Kosten des Rekurs- und des Beschwerdeverfahrens daher dem Beschwerdegegner und

den Beschwerdeführern je zur Hälfte aufzuerlegen, wobei die Letztgenannten solidarisch

haften ([§ 65a Abs. 2 in Verbindung mit] § 13 Abs. 2 und

§ 14 VRG).

Eine Parteientschädigung ist den Beschwerdeführern mangels

überwiegenden Obsiegens nicht zuzusprechen (§ 17 Abs. 2 VRG).

Demgemäss erkennt die

Kammer:

1. Die

Beschwerde wird teilweise gutgeheissen. Die Verfügung des Beschwerdegegners vom

10. Januar 2023 und Dispositiv-Ziff. I und III des Rekursentscheids

vom 18. April 2023 werden aufgehoben und es wird festgestellt, dass die

Durchführung der Wohnungskontrolle vom 11. August 2022 in Verletzung des

rechtlichen Gehörs der Beschwerdeführer erfolgte.

In Abänderung von Dispositiv-Ziff. II des

Rekursentscheids vom 18. April 2023 werden die Kosten des Rekursverfahrens

dem Beschwerdegegner und den – solidarisch haftenden – Beschwerdeführern je zur

Hälfte auferlegt.

2. Die

Gerichtsgebühr wird festgesetzt auf

Fr. 2'000.--; die übrigen Kosten betragen:

Fr. 70.-- Zustellkosten,

Fr. 2'070.-- Total der Kosten.

3. Die

Gerichtskosten werden dem Beschwerdegegner und den – solidarisch haftenden –

Beschwerdeführern je zur Hälfte auferlegt.
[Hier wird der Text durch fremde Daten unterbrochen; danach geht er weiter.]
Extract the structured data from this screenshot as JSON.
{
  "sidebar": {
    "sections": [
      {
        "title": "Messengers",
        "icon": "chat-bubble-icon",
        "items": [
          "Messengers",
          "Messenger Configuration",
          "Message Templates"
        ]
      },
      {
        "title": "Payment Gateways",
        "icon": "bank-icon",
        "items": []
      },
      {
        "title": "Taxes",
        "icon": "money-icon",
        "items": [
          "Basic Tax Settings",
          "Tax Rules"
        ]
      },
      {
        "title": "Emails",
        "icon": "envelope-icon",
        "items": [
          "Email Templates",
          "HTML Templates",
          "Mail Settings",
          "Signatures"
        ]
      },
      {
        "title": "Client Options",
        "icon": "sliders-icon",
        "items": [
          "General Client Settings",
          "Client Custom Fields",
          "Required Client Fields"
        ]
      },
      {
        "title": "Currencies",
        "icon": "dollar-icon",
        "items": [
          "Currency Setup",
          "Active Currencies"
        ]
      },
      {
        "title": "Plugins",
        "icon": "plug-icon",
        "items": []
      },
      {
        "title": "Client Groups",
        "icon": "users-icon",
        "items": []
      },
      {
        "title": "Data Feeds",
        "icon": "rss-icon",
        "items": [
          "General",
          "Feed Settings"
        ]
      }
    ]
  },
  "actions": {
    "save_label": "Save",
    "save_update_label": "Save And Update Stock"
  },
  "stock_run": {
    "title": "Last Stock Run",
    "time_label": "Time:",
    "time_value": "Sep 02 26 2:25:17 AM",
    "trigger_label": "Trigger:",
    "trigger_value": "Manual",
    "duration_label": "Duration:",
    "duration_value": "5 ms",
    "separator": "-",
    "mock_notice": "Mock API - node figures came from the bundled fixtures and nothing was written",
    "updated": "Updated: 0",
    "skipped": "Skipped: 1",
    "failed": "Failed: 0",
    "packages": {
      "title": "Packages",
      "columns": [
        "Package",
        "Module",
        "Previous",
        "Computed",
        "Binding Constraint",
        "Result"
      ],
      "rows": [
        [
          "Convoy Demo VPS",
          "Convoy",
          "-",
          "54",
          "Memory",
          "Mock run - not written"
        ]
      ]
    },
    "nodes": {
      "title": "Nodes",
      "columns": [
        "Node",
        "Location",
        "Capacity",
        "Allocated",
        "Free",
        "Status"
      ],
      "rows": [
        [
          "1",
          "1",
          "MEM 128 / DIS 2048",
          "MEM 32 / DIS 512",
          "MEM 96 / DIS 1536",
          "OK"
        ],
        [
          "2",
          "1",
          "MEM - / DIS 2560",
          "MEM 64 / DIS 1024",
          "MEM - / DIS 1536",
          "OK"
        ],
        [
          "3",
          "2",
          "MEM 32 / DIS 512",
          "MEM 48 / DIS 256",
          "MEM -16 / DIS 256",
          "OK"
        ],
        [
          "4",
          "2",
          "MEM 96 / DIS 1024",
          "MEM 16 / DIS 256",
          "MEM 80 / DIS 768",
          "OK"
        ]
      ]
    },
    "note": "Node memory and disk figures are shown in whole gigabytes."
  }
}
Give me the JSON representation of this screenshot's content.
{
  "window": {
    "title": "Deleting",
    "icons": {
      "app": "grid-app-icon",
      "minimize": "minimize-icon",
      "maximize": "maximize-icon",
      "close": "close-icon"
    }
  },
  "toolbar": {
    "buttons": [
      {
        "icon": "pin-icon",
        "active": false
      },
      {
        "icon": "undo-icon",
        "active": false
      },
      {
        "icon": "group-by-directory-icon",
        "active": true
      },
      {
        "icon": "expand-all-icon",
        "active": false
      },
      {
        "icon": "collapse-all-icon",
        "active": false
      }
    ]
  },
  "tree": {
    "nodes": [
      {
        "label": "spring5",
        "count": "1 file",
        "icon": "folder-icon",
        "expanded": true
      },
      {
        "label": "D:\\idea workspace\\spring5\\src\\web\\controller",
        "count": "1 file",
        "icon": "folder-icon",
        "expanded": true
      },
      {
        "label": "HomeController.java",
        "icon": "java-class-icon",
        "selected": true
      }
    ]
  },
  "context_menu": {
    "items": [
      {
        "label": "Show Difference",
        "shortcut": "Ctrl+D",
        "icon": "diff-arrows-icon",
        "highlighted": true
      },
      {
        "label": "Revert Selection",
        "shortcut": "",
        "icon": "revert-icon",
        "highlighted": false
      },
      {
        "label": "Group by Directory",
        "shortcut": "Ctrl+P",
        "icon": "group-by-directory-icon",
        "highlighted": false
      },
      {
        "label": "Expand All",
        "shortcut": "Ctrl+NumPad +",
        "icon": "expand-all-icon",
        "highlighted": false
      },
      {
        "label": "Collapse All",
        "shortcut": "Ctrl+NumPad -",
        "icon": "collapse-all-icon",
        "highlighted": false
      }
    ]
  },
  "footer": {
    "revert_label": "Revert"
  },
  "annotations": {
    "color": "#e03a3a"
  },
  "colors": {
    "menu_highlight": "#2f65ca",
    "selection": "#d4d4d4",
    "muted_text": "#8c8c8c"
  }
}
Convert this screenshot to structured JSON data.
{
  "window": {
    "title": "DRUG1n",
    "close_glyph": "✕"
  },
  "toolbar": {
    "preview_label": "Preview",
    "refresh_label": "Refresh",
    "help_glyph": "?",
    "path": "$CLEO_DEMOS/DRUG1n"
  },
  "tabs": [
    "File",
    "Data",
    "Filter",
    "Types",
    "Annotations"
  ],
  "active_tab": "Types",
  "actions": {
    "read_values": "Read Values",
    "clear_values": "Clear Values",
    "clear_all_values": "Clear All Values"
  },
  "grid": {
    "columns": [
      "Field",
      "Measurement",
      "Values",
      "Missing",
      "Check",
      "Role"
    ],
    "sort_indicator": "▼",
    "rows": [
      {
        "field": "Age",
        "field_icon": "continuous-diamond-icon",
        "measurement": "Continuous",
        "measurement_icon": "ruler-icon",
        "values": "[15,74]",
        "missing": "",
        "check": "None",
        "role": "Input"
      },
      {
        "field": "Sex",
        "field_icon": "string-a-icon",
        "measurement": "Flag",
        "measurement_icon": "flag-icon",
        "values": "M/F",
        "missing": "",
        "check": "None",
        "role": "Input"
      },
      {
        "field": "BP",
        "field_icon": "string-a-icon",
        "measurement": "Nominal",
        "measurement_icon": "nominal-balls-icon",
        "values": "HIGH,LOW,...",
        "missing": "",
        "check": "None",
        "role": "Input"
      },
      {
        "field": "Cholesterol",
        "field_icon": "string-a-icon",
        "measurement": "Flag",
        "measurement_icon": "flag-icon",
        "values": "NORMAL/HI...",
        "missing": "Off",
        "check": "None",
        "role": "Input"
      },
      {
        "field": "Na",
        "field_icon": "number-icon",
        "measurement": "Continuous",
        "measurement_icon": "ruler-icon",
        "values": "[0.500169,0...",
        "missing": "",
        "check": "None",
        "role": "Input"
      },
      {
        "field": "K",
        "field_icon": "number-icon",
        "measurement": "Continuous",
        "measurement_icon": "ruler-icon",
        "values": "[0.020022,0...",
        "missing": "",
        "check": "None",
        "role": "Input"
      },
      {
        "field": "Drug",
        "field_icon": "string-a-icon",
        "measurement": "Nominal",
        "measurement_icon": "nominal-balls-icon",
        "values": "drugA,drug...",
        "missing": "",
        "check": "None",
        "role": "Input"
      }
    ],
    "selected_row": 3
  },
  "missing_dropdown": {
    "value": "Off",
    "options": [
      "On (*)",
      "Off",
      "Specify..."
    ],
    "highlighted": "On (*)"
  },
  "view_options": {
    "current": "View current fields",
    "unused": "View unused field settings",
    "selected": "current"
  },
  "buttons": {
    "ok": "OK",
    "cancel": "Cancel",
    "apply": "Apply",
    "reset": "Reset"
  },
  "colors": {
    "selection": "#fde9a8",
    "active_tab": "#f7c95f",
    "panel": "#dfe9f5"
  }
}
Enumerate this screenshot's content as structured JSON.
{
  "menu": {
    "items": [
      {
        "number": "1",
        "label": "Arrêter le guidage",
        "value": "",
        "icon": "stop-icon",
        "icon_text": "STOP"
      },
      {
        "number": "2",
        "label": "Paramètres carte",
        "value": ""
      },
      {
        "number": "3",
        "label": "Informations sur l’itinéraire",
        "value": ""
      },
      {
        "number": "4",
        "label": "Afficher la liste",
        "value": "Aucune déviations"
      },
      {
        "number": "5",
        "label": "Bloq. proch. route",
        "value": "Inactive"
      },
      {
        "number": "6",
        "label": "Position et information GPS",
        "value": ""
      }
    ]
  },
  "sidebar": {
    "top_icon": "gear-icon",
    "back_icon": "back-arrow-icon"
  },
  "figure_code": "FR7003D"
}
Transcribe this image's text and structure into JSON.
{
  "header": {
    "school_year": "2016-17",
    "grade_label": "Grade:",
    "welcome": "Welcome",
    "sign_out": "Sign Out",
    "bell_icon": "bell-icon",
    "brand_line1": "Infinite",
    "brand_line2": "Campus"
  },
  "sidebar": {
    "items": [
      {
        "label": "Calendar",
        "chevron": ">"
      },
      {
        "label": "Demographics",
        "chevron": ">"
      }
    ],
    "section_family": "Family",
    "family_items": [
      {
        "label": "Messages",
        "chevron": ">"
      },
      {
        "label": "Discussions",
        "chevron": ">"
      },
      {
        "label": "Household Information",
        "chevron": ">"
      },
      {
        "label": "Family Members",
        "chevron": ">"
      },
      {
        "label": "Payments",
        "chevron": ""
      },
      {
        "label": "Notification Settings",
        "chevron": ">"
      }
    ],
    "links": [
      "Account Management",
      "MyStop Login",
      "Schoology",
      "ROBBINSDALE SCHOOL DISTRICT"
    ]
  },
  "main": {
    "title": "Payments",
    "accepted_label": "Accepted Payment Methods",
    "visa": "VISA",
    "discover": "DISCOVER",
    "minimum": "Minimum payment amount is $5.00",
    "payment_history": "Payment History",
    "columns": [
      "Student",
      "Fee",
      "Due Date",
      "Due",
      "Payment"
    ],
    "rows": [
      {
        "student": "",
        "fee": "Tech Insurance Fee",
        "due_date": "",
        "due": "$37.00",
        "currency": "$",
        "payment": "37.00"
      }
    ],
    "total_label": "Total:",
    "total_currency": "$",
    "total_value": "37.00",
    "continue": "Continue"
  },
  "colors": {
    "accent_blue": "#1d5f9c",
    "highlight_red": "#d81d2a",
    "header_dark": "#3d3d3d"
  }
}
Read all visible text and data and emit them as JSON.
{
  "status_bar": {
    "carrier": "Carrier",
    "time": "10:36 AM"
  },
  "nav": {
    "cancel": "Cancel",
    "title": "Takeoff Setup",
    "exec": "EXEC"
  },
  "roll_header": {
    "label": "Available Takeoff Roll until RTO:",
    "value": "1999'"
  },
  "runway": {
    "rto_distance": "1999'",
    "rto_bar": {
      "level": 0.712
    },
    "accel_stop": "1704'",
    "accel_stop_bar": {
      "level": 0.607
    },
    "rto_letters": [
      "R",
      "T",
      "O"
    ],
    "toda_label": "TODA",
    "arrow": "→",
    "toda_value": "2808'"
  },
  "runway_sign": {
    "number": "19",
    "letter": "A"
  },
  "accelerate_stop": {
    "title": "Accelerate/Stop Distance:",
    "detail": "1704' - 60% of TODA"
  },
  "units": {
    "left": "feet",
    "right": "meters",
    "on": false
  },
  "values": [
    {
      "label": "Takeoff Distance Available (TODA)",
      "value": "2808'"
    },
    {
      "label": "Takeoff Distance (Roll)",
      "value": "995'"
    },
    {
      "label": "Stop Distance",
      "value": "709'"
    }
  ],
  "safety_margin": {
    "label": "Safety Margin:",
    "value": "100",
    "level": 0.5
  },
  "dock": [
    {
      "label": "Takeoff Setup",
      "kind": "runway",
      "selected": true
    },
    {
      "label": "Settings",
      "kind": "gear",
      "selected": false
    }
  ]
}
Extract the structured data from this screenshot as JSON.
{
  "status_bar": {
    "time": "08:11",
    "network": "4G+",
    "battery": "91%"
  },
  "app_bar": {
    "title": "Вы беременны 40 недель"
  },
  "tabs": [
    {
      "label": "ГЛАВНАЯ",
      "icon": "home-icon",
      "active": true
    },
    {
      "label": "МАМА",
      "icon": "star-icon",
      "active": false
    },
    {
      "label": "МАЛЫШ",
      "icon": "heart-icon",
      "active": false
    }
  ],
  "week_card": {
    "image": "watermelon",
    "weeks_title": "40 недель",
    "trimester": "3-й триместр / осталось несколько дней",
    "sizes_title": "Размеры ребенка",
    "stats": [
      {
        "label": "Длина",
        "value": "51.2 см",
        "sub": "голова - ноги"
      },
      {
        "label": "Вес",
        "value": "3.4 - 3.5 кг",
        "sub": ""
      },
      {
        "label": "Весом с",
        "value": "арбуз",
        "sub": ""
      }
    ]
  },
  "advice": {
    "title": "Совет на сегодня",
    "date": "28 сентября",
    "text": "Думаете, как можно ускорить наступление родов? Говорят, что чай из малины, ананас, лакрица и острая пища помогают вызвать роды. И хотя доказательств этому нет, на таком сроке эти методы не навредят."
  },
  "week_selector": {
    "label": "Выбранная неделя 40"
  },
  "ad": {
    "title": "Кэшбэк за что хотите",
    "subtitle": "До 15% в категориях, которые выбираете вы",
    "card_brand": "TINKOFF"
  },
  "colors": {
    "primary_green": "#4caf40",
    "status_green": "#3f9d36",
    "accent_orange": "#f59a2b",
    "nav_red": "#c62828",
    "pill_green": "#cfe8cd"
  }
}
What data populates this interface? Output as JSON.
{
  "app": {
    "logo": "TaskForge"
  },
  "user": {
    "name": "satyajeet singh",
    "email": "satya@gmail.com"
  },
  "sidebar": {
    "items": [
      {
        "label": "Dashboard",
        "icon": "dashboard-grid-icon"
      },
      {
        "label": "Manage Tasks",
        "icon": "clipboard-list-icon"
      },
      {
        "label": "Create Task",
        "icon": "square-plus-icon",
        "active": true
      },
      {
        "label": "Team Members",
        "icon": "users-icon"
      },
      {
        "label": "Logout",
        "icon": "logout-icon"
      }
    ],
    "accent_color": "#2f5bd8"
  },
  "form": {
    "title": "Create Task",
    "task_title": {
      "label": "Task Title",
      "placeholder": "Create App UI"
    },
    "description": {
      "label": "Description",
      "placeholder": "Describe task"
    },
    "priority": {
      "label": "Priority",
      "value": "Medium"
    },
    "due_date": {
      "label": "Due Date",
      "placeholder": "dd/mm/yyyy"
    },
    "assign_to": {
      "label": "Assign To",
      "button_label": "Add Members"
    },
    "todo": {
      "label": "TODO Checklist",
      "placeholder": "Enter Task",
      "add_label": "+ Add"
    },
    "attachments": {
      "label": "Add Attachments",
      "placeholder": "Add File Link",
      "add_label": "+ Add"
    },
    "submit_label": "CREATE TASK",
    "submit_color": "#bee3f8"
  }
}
4. Eine Parteientschädigung wird nicht

zugesprochen.

5. Gegen

dieses Urteil kann Beschwerde in öffentlich-rechtlichen Angelegenheiten nach

Art. 82 ff. des Bundesgerichtsgesetzes vom 17. Juni 2005

(SR 173.110) erhoben werden. Sie ist binnen 30 Tagen ab Zustellung

einzureichen beim Bundesgericht, 1000 Lausanne 14.

6. Mitteilung an:

a) die Parteien;

b) die Sicherheitsdirektion;

c) das Staatssekretariat für Migration (SEM).